All diese Veränderungen – da muss jeder durch,
Warum sollte es für Dich und mich anders sein?
Ich brauche Dich mehr, als Du ahnst,
Doch ich schaffe es einfach nicht, es Dir zu zeigen.
All diese Veränderungen – in allem, was wir berühren,
All diese Veränderungen – manchmal ist es einfach zu viel.
So nachdenklich beginnt „These changes”, der Opener von „Million Voices Whisper“, dem neuen Werk von Gitarren-Koryphäe Warren Haynes. Und er geht mit dem Longplayer auch ein stückweit zurück zu seinen Wurzeln. Aus seiner Biografie heißt es: *`Warren Haynes' musikalische Reise begann, noch bevor er jemals eine Gitarre in die Hand nahm. „Ich habe in meinem Schlafzimmer gesungen und versucht, all meine Lieblings-Soul-Sänger nachzuahmen“, erinnert er sich. „Diese frühen Eindrücke und Einflüsse sind sehr tief und bleiben einem.“ Diese Spur von Soul zieht sich stark durch sein neues Album, “Million Voices Whisper“. Eine Veröffentlichung aus dem Hause Hayens, egal in welcher Kollaboration oder solo, birgt auch immer eine gewisse Ansprüchlichkeit auf eine besondere, musikalische Versorgungsmentalität. Und diese hat der 64-jährige Ausnahmemusiker erneut auf den Punkt gebracht und mit seinem neuem Album zu mehr als 100% erfüllt. „Million Voices Whisper“ ist ein Bravourstück, anders kann man es nicht bezeichnen.

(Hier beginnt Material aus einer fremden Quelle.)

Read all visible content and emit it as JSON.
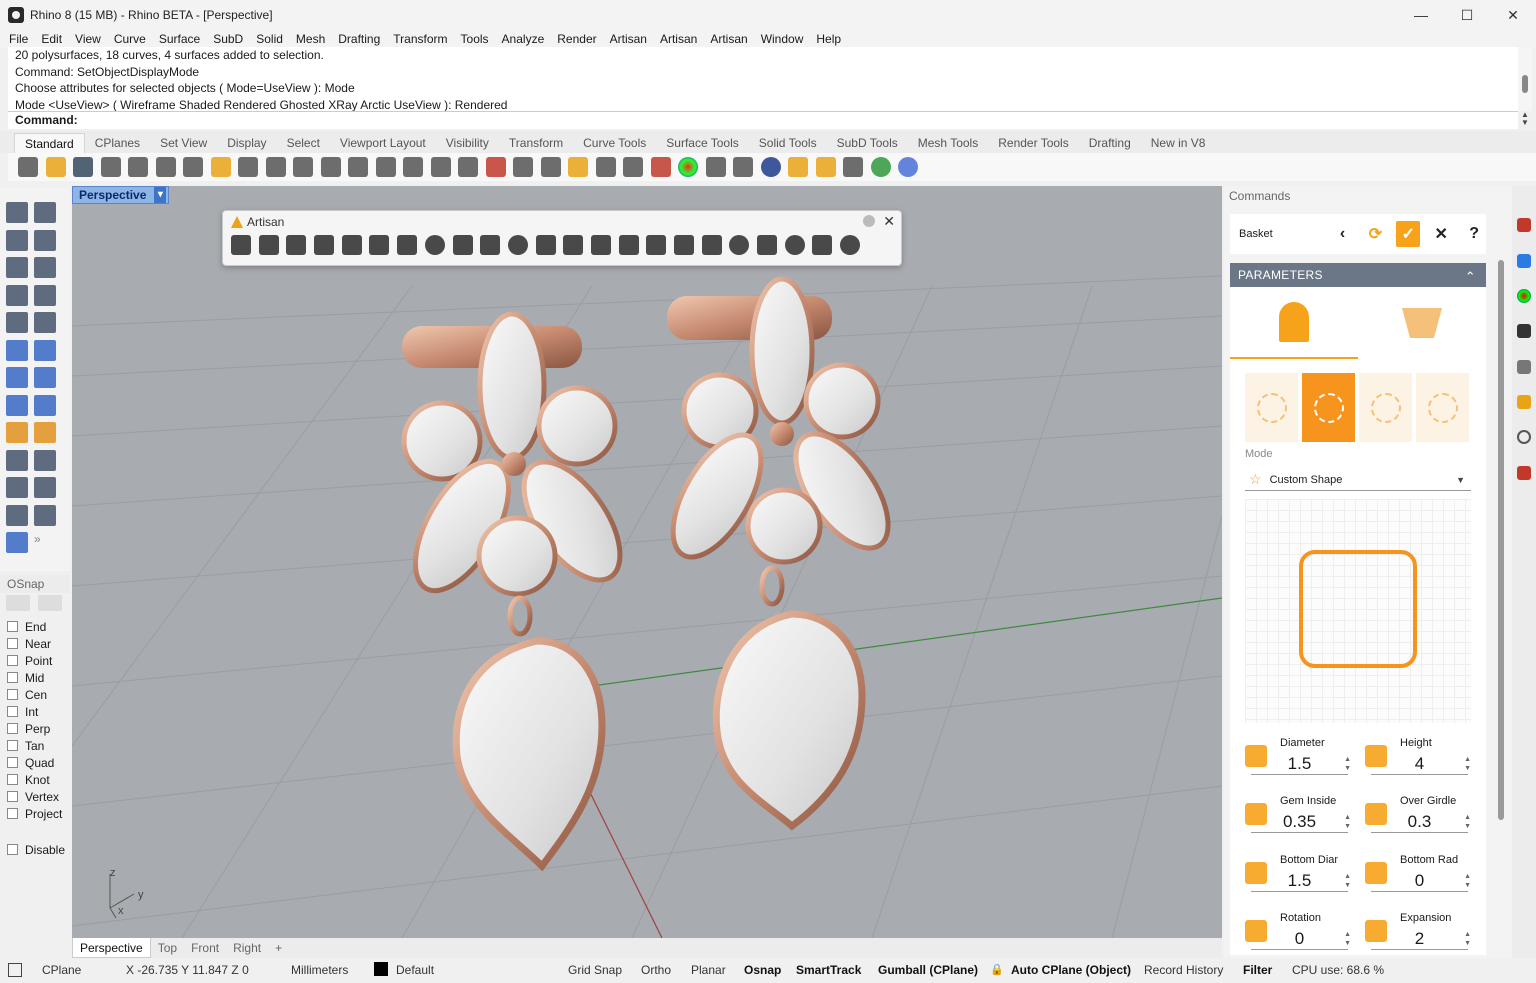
{
  "window": {
    "title": "Rhino 8 (15 MB) - Rhino BETA - [Perspective]",
    "controls": [
      "—",
      "☐",
      "✕"
    ]
  },
  "menu": [
    "File",
    "Edit",
    "View",
    "Curve",
    "Surface",
    "SubD",
    "Solid",
    "Mesh",
    "Drafting",
    "Transform",
    "Tools",
    "Analyze",
    "Render",
    "Artisan",
    "Artisan",
    "Artisan",
    "Window",
    "Help"
  ],
  "history": [
    "20 polysurfaces, 18 curves, 4 surfaces added to selection.",
    "Command: SetObjectDisplayMode",
    "Choose attributes for selected objects ( Mode=UseView ): Mode",
    "Mode <UseView> ( Wireframe  Shaded  Rendered  Ghosted  XRay  Arctic  UseView ): Rendered"
  ],
  "command_prompt": "Command:",
  "toolbar_tabs": [
    "Standard",
    "CPlanes",
    "Set View",
    "Display",
    "Select",
    "Viewport Layout",
    "Visibility",
    "Transform",
    "Curve Tools",
    "Surface Tools",
    "Solid Tools",
    "SubD Tools",
    "Mesh Tools",
    "Render Tools",
    "Drafting",
    "New in V8"
  ],
  "viewport": {
    "active_label": "Perspective",
    "axis_z": "z",
    "axis_y": "y",
    "axis_x": "x"
  },
  "artisan_toolbar": {
    "title": "Artisan"
  },
  "osnap": {
    "title": "OSnap",
    "items": [
      "End",
      "Near",
      "Point",
      "Mid",
      "Cen",
      "Int",
      "Perp",
      "Tan",
      "Quad",
      "Knot",
      "Vertex",
      "Project"
    ],
    "disable": "Disable"
  },
  "view_tabs": [
    "Perspective",
    "Top",
    "Front",
    "Right",
    "+"
  ],
  "commands_panel": {
    "title": "Commands",
    "basket": "Basket",
    "buttons": {
      "back": "‹",
      "refresh": "⟳",
      "ok": "✓",
      "cancel": "✕",
      "help": "?"
    },
    "parameters_header": "PARAMETERS",
    "mode_label": "Mode",
    "mode_value": "Custom Shape",
    "fields": [
      {
        "label": "Diameter",
        "value": "1.5"
      },
      {
        "label": "Height",
        "value": "4"
      },
      {
        "label": "Gem Inside",
        "value": "0.35"
      },
      {
        "label": "Over Girdle",
        "value": "0.3"
      },
      {
        "label": "Bottom Diameter",
        "value": "1.5"
      },
      {
        "label": "Bottom Radius",
        "value": "0"
      },
      {
        "label": "Rotation",
        "value": "0"
      },
      {
        "label": "Expansion",
        "value": "2"
      }
    ]
  },
  "status": {
    "cplane": "CPlane",
    "coords": "X -26.735 Y 11.847 Z 0",
    "units": "Millimeters",
    "layer": "Default",
    "grid_snap": "Grid Snap",
    "ortho": "Ortho",
    "planar": "Planar",
    "osnap": "Osnap",
    "smarttrack": "SmartTrack",
    "gumball": "Gumball (CPlane)",
    "auto_cplane": "Auto CPlane (Object)",
    "record_history": "Record History",
    "filter": "Filter",
    "cpu": "CPU use: 68.6 %"
  },
  "colors": {
    "accent": "#f7a21b",
    "metal": "#c9917a",
    "gem": "#ececec",
    "viewport_bg": "#a8abb0"
  }
}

Doch zurück zum Opener: „These changes“ hat Haynes gemeinsam mit seinen Kollegen Derek Trucks und Mike Mattison geschrieben, wobei Trucks hier auch sein Gitarrenspiel einbringt und sich auch als Co-Produzent für das gesamte Album auszeichnet. Den Klang seiner 6-saitigen steuert er noch auf zwei weiteren Songs bei. „These changes“, welches fast schon melancholisch wirkt, erhält durch die eingesetzten Bläsersektionen einen souligen Einschlag. Die freundliche Monotonie des Rhythmus verleiht dem Stück eine hohe, atmosphärische Dichte. Haynes außergewöhnliche Stimme trägt dazu eine Schwere bei, die tief berührt. Die letzten beiden Minuten der Ballade gehören allein den warmen Klangfarben der beiden Slide-Gitarren von Derek und Warren. Die Raffiniertheit ihrer Soli tranzendieren Dich, wenn Du es zulässt, in einer andere Welt. Hier sind zwei Teamplayer auf allerhöchstem Spielniveau am Werk. Derweil findet sich die Thematik von „These changes“, also wie man Dinge vielleicht verändern oder verbessern kann, in ähnlicher Form auch in anderen Songs des Albums, und entwickelt sich zum vorherrschenden Thema aus „Million Voices Whisper“. Was für ein Einstieg in ein Album, welches durchaus als eines seiner besten Soloarbeiten tituliert werden darf. Die Pforten jedenfalls sind mit „These changes“ weit geöffnet! Das folgende „Go down swinging“ brilliert mit einer lebhaften Klangbasis und zeigt die Virtuosität und das Feingefühl, mit dem Haynes sein Metier beherrscht, wartet mit mannigfaltigen Nuancen auf. Besonders das Tastenspiel von Keyboarder John Medeski kommt hier exzellent zur Geltung. „You ain’t above me“ bietet einen Cocktail aus Singer/Songwriter, Folk und einem gewissen Rock-Einschlag. Warren‘s Timbre ist kraftvoll und vorpreschend, gibt dem Track dadurch die richtige Untermalung. Inhaltlich stellt der Song eine Beziehung in Frage – „Du stehst nicht über mir, und ich werde nicht zulassen, dass Du mich so kleinmachst“. Die Bassläufe von Gov’t Mule Mitstreiter Kevin Scott, den Haynes in seine All Star Band etabliert hat, bilden hier, sowie in allen anderen Songs, zusammen mit den straff punktierten, polyrhythmischen Strukturen von Schlagwerker Terence Higgins und Keyboarder John Medeski, das Rückgrat.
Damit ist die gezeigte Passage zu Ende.